The film is a heartfelt retelling of the team's success that could bring any diehard Chicago sports fan to tears, but it falls short of telling the entire story. The way football was played in the NFL during the 1980s (particularly the way the Bears played it) was different from how it's played today, and hundreds of players are now suffering lifelong health issues because of it. In 2014, more than 500 players (Super Bowl champion Bears McMahon, Richard Dent and Keith Van Horne included) filed a class action lawsuit against the NFL, claiming they were given a slew of painkillers and instructed to play through injuries. In 2011, 1985 Bears safety Dave Duerson died of a self-inflicted gunshot to the chest and requested that his brain be sent for research on chronic traumatic encephalopathy (CTE).
But you wouldn't get the impression from The '85 Bears that lifelong health problems are that big of a deal in the NFL. The film is about 100 minutes long, and it doesn't address the problem of football-related concussions until the last 20 minutes. Even then, the issue is brushed off by players as if it's the cost of doing business.
"I didn't want to make some sort of concussion exposé," the film's director Jason Hehir told Time Out. "I don't think anyone who's going to watch this film is unaware of the concussion issue."

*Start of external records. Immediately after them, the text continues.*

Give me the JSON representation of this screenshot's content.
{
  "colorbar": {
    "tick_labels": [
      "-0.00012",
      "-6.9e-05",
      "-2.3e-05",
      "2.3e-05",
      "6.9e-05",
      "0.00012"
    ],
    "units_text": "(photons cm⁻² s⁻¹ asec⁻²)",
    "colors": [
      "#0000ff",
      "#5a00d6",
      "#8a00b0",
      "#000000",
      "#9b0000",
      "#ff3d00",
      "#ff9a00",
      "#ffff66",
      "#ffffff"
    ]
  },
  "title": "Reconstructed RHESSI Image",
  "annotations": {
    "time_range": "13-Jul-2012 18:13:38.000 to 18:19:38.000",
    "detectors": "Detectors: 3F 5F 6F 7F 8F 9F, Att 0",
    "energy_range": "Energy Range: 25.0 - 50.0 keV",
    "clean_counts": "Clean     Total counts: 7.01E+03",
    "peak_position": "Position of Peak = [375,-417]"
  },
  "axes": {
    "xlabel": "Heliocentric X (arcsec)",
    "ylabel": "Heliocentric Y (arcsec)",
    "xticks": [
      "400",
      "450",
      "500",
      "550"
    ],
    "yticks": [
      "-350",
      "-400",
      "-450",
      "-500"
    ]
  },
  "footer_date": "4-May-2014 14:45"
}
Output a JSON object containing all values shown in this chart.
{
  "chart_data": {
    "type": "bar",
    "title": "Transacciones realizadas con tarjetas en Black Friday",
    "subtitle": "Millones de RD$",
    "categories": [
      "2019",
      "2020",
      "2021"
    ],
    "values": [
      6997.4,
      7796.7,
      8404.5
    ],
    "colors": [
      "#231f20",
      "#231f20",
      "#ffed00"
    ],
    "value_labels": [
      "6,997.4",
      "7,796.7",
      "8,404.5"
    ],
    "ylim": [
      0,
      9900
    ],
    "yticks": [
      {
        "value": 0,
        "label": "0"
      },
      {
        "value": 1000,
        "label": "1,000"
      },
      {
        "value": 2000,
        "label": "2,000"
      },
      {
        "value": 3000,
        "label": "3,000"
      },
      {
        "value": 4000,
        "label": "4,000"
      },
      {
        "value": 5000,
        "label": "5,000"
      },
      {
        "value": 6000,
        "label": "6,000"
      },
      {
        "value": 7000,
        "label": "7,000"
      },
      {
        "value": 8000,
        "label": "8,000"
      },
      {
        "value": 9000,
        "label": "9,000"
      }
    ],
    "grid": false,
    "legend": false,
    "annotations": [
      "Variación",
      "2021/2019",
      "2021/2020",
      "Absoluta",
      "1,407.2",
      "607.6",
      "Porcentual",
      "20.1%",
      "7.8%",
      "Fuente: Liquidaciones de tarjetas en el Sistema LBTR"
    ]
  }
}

By ignoring the ugliest parts of the 1985 Bears' success, Hehir's documentary comes off as a puff piece—100 minutes of meathead aggrandizement that falls in line with the NFL's noncommittal stance on the matter. The film concludes with more than a dozen players claiming that, even if they knew what health issues they'd experience later in life, they'd still play for the Bears again.
“Football has been so saturated with the downside of the game that I wanted this to be a breath of fresh air to the viewers," Hehir said.
In disregarding that downside, the film reinforces the mindset that millions of football fans across the country will have when they sit down to watch the Super Bowl on Sunday: That big hits, touchdown passes and an exciting game are more important than the tragedies that occur as a result of them. Celebrating a winning team shouldn't mean ignoring the repercussions of triumph—the '85 Bears are no exception.
The '85 Bears will debut on ESPN at 8pm CST on Thursday, February 4.